I feel that a lot gets lost when we compare film styles, even when they're applicable, and other ready-at-hand modes of descriptions fail us. It's easy to proclaim the next Vertigo in Decision to Leave, the next socially conscious Get Out, new Scorceses and Vardas and Wes Andersons. And in the case of Universal Language, I see that name tossed, Abbas Kiarostami and Jacques Tati (I was personally reminded of Weston Razooli's Riddle of Fire with its child protagonists and the whimsical subtitles).
Yet, often this is at the cost of eclipsing the unique identity a film can build through those influences and, for this especially, at outlining the defiant ideas it has on kindness and heartache in the space between spaces, between home and the Tim Hortons parking lot, between Tehran and Winnipeg.
But it makes sense - after all, Universal Language is a hard film to describe with words and not your own eyeballs. Directed by Matthew Rankin from a screenplay by Rankin, Pirouz Nemati, and Ila Firouzabadi, the film splits into 4 cardinal directions interspersed within the idiosyncratic flavors of Canada's Iranian diaspora, their daily normal, their humdrum hustles and strange regulars. Two sisters on a quest to dig money out from the ice. A humble tour guide leading an increasingly irate group to the humble wonders of the Winnipeggian winterfrost. A Kleenex emporium. A boy's lost eyeglasses. A turkey on the bus. A man home to see his estranged mother. Through it, each moves in silence through the other's, a snapshot of the wider tapestry of our lives that we weave together; it's a small world after all, and here the ineffable feeling of it is captured on celluloid.

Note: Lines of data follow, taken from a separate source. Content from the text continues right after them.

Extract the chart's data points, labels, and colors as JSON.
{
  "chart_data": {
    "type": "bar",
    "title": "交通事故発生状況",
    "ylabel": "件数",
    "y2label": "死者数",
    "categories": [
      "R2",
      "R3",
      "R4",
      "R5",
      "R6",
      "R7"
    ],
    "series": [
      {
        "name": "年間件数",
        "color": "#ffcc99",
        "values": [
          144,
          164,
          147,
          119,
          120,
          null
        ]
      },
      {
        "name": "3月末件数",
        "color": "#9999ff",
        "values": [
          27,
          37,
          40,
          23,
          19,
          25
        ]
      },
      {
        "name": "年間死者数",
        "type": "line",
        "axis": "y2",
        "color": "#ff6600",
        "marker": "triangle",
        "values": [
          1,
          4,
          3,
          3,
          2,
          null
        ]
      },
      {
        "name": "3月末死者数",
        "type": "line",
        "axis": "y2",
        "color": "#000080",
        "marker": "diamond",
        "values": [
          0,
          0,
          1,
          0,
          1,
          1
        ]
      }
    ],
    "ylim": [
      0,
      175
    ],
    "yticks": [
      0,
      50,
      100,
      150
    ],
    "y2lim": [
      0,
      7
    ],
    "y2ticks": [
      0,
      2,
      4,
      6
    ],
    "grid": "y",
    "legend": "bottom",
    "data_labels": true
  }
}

The film accomplishes this through serenely unassuming compositions—the geography of Winnipeg and its brutalist architecture configured into a wonderland of deep creativity and cultural specificity. Rankin occupies long stretches of time with his framing, gorgeously textured 16mm print, vistas comically tableau’d with white snow and Farsi murals and storefronts, peppered with Quebecois french-isms. There's a Groucho Marx sight gag that had this reviewer howling, a couch television commercial that had the rest of my audience nearly doubled over with laughter. This is a funny film. Universal Language's commitment to absurdity is maybe its greatest asset - it's the undercurrent behind its best visual tricks, and how it primes the audience when the film gets to the apex of its surrealism: in a closed loop, behind the humor and turkey chortled glee, is the misery of what we leave of ourselves when we leave home.
The topic of cinematic influence becomes very interesting here; where the Iranian New Wave to which Rankin and co. are so indebted to adhered to realism to commentate on the absurd strictures of Iran's very militant policies, Rankin switches tacks through facsimile and artifice to ground his film within the distinct, personal culture of the Irani-Canadian, his culture and the world he grew in and around. Space is memory, memory is a city, a people, a home. In the film's most devastating storyline the director plays himself adrift on the way to reconnecting with his ailing mother, and in her, the culture he's out of step with; she can't recognize him, and by the end he can't reconcile himself either.
Universal Language celebrates all that led to it, a product of cultures cleaved and sewn back together, but it's also a lament, an elegy for the regrets place holds onto as memory.